Com a situação de pandemia, segundo Renato Leal, de 55 anos, presidente da Cooperativa, foram liberados pela Conab os R$ 289.080,00 pleiteados pelo projeto com o objetivo de remunerar o excedente de produção dos agricultores da Cooperativa. A entidade recebedora tem sido de vital importância, já que as pessoas necessitadas só vêm aumentando por causa da pandemia.
“O PAA incentiva a agricultura local e nossas atividades rurais, bem como complementa, com bananas orgânicas, o rol de alimentos disponibilizados pela Mesa Brasil às entidades atendidas. Entregamos 132.000 kg de bananas orgânicas, devidamente certificadas pela Rede Ecovida – uma certificação participativa. São 3000 kg semanais, quantidade considerada adequada pela unidade recebedora, tendo em vista o número de pessoas atendidas, a disponibilidade de pessoal pela entidade, bem como a perecibilidade da fruta”, afirmou.
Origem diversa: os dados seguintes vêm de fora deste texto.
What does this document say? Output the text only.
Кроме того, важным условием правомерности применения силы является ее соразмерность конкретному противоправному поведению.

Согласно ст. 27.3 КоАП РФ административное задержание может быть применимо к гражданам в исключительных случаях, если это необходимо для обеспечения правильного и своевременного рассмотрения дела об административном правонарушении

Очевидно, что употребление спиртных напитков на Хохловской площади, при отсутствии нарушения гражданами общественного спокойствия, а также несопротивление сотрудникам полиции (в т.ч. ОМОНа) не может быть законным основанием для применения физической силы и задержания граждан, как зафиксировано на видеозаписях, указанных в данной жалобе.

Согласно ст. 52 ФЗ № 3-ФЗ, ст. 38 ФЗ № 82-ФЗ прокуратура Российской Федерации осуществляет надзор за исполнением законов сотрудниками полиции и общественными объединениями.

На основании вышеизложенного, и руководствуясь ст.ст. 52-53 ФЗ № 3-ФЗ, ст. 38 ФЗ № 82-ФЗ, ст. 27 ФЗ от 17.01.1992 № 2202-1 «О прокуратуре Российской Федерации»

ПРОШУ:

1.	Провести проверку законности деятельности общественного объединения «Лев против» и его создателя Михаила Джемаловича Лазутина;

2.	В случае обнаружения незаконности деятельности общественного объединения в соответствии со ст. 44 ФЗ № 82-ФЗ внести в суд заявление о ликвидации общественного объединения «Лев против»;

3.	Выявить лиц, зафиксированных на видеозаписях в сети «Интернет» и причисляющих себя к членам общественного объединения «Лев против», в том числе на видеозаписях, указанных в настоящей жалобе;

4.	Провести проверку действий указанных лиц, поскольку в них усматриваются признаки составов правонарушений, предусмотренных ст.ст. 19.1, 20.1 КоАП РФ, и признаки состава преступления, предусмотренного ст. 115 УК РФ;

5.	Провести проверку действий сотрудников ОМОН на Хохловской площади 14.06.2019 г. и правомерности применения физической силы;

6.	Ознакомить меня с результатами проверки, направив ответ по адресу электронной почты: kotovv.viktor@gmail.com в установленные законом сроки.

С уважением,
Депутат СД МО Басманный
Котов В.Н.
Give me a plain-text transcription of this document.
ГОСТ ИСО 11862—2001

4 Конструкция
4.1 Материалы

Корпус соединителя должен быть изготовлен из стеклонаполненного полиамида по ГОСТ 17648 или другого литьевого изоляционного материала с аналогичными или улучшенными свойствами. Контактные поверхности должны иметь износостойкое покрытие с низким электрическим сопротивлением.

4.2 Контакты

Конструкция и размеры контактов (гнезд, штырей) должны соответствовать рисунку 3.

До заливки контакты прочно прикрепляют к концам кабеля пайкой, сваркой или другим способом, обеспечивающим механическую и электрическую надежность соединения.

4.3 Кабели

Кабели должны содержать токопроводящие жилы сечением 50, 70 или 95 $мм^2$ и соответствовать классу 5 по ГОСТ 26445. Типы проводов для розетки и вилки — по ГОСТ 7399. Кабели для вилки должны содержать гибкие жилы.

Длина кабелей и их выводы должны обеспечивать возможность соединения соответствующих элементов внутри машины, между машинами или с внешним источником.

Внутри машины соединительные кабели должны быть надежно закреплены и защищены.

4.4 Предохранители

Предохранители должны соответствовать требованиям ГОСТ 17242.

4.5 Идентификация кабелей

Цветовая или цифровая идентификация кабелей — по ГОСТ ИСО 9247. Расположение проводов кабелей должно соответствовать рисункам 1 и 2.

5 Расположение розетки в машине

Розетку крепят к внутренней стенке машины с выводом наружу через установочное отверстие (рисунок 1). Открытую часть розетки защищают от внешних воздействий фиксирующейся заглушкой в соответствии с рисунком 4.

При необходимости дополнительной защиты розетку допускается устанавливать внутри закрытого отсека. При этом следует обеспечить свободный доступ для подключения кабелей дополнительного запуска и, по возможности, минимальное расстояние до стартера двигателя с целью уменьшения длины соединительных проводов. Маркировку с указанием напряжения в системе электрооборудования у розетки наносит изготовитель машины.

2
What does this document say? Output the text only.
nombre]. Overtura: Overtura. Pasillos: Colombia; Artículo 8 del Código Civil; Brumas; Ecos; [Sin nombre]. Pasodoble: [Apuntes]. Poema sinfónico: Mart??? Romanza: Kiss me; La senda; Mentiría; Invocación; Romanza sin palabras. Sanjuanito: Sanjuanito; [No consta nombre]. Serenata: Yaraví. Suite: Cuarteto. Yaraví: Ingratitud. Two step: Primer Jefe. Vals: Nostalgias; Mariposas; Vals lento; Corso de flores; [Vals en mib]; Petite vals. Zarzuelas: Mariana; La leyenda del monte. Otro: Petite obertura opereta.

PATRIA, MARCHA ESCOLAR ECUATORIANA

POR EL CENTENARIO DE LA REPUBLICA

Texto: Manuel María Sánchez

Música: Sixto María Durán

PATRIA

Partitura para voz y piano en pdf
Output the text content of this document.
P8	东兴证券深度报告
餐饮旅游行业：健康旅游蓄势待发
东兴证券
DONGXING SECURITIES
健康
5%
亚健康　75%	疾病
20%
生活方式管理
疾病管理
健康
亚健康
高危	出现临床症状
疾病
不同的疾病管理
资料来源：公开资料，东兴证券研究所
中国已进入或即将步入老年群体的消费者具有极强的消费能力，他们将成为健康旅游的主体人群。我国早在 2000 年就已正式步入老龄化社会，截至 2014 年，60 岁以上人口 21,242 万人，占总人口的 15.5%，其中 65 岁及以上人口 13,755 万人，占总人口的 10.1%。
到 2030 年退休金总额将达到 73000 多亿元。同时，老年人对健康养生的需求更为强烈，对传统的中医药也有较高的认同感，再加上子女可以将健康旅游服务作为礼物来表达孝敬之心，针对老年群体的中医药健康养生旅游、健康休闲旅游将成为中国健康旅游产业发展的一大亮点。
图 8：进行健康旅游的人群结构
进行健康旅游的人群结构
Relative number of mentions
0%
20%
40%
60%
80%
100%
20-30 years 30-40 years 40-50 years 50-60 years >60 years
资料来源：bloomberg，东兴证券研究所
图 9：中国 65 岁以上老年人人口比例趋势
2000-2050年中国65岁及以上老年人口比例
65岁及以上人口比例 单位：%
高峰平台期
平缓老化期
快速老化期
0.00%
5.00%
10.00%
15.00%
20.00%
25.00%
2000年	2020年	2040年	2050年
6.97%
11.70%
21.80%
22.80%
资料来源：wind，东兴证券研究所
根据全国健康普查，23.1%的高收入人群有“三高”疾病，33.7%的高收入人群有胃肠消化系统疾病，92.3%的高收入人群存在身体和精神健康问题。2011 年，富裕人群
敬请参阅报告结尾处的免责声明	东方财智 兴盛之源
A Rede Ecovida atende mais de 4 mil famílias agricultoras certificadas, informais ou organizadas em associações e cooperativas, cerca de 25 ONGs e seis mercados em parceria com grupos de consumidores. De acordo com Laércio Meirelles, coordenador do Centro Ecológico e integrante da coordenação da Rede, o PAA é imprescindível para popularizar e democratizar o consumo de alimentos produzidos com compromisso social e ambiental.
“O Programa aponta para resolver um problema emergencial, a fome, através de uma ação estruturante de irrigar comunidades rurais com recursos e remunera de forma justa a produção familiar. Os poucos recursos financeiros disponibilizados e as crescentes exigências burocráticas afastam o Programa do seu objetivo inicial de conectar quem mais precisa vender com quem mais precisa acessar os alimentos. Temos que inverter a curva e ter cada vez mais recursos disponíveis e regras mais acessíveis”, observou.